If there is one thing that our cultural leaders are not very earnest about anymore, it is marriage.
There is much ado made about dating and the wedding ceremony itself, but how to succeed in marriage itself is given little attention. Statistics indicate that approximately half of marriages end in divorce. This is more than scandalous, it is destructive to the nation and dreadfully harmful to children, to say nothing about how God vies such things!
It is probable that the failure lies in the ignorance of many regarding the essence of love, real love. Tragically, the word is applied to everything from the food we eat, and the cars we drive, to every form of perversion imaginable!
We would do well as a society to inform ourselves regarding genuine love, and to seek to reestablish it as normative in our culture and language. It is especially incumbent on those who know Jesus Christ as Lord and Savior to love as God loves and to manifest that love to the rest of the world.
Therefore, I would like to present some thoughts regarding love for Valentines Day which are relevant all year long.
First, I would like you to set aside everything you have been taught by culture and corporate America regarding “love.” It is most likely untrue and hurtful.
Rather, I would like to present to you what love is as defined by the Author of love, God, who is not only loving, but is the embodiment of love. Scriptures note,
“He who does not love does not know God for God is love,” (I John 4:8 NKJV).
The Greek word most often used for love in the New Testament is the word, “agape,” which refers in simplest terms to caring for another to the point of sacrificing oneself for them. This is the precise opposite of what culture presents as love, which is actually narcissism.
Genuine love is pictured in the Bible as Jesus Christ laying down His life on the cross in order to give us life.
It is seen in a mother paying whatever price is necessary to protect and provide for her children. It is represented in the young man going to war, willing to die for his family and country to provide them freedom from tyranny. In none of these is there a “looking out for number one” mentality. Christ stated,
“greater love has no man than this, than to lay down one’s life for his friends,” (John 15:13 NKJV).

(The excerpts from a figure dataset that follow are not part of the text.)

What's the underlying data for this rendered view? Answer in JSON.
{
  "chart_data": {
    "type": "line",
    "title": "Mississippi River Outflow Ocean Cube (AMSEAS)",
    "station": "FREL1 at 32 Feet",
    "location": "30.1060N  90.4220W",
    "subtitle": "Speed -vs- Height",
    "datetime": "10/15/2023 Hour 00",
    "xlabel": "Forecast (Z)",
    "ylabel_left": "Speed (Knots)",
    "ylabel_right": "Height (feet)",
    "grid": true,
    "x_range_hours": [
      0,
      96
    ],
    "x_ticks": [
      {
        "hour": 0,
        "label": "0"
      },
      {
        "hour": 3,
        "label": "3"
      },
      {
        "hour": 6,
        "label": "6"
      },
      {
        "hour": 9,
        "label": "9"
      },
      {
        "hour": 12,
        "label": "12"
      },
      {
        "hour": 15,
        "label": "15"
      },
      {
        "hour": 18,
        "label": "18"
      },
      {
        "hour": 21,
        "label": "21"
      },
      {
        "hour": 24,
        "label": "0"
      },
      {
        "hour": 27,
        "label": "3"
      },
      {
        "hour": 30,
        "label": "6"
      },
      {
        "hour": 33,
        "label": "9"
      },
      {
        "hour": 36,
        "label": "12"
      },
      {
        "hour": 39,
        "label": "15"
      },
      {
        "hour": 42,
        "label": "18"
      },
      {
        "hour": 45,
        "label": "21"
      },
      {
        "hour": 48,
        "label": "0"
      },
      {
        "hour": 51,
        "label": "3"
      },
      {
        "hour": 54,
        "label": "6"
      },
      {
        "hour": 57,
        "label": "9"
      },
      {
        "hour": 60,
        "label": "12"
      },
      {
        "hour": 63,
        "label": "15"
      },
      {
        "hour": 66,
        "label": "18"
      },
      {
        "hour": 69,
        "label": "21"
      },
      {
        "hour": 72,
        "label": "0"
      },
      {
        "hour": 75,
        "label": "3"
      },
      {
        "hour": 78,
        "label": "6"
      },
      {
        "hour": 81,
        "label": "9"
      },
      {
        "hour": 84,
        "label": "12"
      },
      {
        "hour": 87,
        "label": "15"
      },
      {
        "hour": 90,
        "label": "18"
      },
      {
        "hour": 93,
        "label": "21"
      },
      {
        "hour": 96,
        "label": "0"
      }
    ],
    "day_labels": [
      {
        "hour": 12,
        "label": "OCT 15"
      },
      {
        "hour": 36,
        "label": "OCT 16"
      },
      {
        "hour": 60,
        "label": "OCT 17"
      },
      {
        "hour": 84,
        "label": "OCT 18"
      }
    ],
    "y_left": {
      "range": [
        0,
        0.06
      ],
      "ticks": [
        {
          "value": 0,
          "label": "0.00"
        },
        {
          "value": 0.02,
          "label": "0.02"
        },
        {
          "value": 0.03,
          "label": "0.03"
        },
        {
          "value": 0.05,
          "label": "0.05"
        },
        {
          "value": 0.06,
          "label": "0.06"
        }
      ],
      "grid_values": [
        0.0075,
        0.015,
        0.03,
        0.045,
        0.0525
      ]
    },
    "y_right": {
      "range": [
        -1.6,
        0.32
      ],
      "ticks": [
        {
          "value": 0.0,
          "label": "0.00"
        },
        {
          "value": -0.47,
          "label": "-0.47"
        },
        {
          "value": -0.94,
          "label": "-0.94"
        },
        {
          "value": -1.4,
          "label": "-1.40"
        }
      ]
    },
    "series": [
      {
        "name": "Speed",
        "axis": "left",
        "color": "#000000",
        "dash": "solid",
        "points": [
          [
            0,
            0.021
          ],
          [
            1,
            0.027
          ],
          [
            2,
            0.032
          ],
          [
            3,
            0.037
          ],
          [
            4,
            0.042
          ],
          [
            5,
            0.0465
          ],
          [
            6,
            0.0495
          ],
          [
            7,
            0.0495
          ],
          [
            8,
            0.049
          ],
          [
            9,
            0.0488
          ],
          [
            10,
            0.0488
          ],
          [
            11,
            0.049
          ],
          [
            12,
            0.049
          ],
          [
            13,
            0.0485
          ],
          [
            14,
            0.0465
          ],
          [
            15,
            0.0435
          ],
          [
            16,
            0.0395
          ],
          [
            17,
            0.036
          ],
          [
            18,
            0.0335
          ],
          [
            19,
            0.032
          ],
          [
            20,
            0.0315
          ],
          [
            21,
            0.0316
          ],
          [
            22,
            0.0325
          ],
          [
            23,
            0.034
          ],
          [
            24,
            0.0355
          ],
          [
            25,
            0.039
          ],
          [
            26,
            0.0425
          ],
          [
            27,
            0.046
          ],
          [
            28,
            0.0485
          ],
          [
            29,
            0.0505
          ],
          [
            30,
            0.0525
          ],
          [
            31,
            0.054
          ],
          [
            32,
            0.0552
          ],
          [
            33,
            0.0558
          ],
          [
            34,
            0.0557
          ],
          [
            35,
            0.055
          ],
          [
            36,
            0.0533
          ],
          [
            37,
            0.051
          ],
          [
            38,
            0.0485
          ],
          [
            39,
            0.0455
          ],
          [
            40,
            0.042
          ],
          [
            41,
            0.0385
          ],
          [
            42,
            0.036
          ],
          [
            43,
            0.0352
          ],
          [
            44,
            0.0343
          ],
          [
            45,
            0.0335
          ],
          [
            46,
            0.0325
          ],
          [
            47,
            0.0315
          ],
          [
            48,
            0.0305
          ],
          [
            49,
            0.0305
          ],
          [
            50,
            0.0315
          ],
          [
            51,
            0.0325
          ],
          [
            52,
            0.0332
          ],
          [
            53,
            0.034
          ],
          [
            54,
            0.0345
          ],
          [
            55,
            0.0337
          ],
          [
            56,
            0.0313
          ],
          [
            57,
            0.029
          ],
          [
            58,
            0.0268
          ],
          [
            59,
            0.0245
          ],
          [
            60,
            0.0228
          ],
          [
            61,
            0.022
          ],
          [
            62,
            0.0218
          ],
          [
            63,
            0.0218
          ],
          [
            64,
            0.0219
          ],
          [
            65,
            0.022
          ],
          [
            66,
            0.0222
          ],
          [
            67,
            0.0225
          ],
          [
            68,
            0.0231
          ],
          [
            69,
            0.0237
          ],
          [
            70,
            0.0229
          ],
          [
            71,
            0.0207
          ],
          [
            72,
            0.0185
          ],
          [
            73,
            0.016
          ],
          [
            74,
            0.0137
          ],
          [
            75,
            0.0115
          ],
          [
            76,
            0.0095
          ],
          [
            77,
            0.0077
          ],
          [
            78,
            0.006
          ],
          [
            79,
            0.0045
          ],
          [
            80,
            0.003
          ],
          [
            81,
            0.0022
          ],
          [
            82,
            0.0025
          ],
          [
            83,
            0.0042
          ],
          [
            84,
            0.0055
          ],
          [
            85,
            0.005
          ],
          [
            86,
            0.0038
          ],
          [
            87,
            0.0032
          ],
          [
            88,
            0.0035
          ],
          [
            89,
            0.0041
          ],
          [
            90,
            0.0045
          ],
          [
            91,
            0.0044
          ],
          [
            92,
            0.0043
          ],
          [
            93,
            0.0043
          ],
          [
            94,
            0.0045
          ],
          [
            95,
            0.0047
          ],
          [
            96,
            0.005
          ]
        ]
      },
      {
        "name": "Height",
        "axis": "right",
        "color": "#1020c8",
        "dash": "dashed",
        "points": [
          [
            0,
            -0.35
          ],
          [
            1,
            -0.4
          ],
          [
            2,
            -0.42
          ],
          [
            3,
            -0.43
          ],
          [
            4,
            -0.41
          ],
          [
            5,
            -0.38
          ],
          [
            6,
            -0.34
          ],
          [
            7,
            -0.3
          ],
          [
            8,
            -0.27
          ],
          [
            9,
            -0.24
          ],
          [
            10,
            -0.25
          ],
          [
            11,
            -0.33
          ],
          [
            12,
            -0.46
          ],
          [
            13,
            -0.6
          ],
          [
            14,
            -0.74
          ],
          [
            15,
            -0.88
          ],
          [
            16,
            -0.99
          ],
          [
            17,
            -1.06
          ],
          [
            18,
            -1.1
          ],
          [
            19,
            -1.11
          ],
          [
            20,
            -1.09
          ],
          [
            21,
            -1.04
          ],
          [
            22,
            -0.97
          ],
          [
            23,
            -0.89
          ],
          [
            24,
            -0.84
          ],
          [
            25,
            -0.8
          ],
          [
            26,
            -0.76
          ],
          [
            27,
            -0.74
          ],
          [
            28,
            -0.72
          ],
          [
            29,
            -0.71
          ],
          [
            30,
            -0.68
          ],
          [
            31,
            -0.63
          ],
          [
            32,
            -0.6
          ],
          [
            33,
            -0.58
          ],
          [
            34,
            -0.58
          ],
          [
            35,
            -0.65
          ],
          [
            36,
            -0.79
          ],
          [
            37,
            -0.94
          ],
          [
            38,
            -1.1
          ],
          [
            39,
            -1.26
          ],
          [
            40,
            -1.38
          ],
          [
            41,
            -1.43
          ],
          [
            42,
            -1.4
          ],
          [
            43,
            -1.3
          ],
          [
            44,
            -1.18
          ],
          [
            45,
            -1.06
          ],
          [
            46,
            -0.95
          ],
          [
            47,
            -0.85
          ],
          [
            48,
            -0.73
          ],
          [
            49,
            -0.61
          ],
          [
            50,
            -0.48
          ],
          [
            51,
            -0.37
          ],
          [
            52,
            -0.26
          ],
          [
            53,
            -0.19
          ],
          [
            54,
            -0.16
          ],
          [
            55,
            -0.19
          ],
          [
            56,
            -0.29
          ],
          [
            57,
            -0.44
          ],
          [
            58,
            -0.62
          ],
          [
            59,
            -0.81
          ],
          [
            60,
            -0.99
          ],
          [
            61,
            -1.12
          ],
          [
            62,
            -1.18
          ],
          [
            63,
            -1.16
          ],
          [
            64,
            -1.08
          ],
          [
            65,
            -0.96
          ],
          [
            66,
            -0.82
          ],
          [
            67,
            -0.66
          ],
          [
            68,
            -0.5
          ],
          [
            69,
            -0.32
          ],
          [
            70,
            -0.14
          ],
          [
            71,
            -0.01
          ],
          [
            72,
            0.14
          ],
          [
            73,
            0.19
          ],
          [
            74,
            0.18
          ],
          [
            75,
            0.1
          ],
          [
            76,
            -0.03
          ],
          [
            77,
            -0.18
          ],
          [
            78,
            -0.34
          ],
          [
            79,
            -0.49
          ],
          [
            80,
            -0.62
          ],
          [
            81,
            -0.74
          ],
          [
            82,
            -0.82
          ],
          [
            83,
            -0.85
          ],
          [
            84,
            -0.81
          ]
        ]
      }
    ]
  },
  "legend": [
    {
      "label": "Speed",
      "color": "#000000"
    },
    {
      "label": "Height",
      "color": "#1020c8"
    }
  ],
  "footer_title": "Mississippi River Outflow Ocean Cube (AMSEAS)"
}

Such love is a matter of one’s will and not a feeling. It is a choice that one makes and determines to carry out without regard to the cost. It is this love that is sorely missing in many marriages in America, and which must be restored.
Too many Americans enter marriage lightly without understanding at all what love is, and thus find the pressures that come with uniting two different people in such a union overwhelming. Adding to the problem are the many people in powerful and influential places who benefit from the confusion and chaos that follows the weakening and dissolution of the family.
Love is not easy.
It contradicts our basic instinct of selfishness. It costs, sometimes more than we think we can give. But love is also the only pathway to where we, in our hearts, really want to go.
Unfortunately, we have been led to believe otherwise.
On every hand we hear the barkers selling their wares of “happiness” and “fulfillment.” They tell us if we buy what they are selling, focusing attention on ourselves, we will experience the best life, a life of satisfaction and happiness. Yet few people examine the track record of these hucksters to discover the trail of broken hearts and tragedy they leave behind.
Someone has well said, “anyone wrapped up in themselves makes a very small package.” Such narcissism was accurately named for the young man in the ancient Greek myth who, falling in love with his own image in the water, simply withered away.
Jesus Christ is the greatest illustration of love, as we read in John 3:16,
“For God so loved the world that He gave His only begotten Son, that whoever believes in Him should not perish but have everlasting life,” (NKJV).
What Christ sacrificed in coming to earth, taking on the sins of mankind, and dying on the cross is beyond our ability to comprehend. It was a gift of infinite cost, but it was love, and it demands nothing in return. If we do not accept His love, He allows us to go on to our own destinies.
Such is the love that will create successful marriages. Two people entering into a union in which they give themselves to the other and make no demands in return. The benefits of such love are not immediately apparent, but when a couple determines to stick it out, they find it to be well blessed:
- They discover the joy inherent in giving.
- They discover someone who values them enough to stick with them in spite of their weaknesses and failures (we all have them!).
- They grow in their own ability to forgive and bear with another person’s foibles and humanity.
- They learn the importance of delayed gratification, by which one enjoys the much greater joys in life which only come with time, maturity, and patience.
- They find that selfishness is an empty pursuit which brings far more pain than pleasure.
- And they also (hopefully) learn that God blesses the keeping of marriage vows, and that sacrificing one’s own comfort and pleasures for one’s spouse and children pays a dividend that only gets richer and richer with time; to say nothing of the fact that stable, long-term marriages also provide a superior culture in which children thrive the best!
With each passing year Valentine’s Day has become more and more insipid and pointless as our culture has wandered from the principles of genuine love and permanent marriage.
This year, I challenge the reader to determine to choose to love as God loves and to reinforce the biblical culture of marriage and family that when put into practice is an exquisite portrait of God’s sacrificial love and goodness.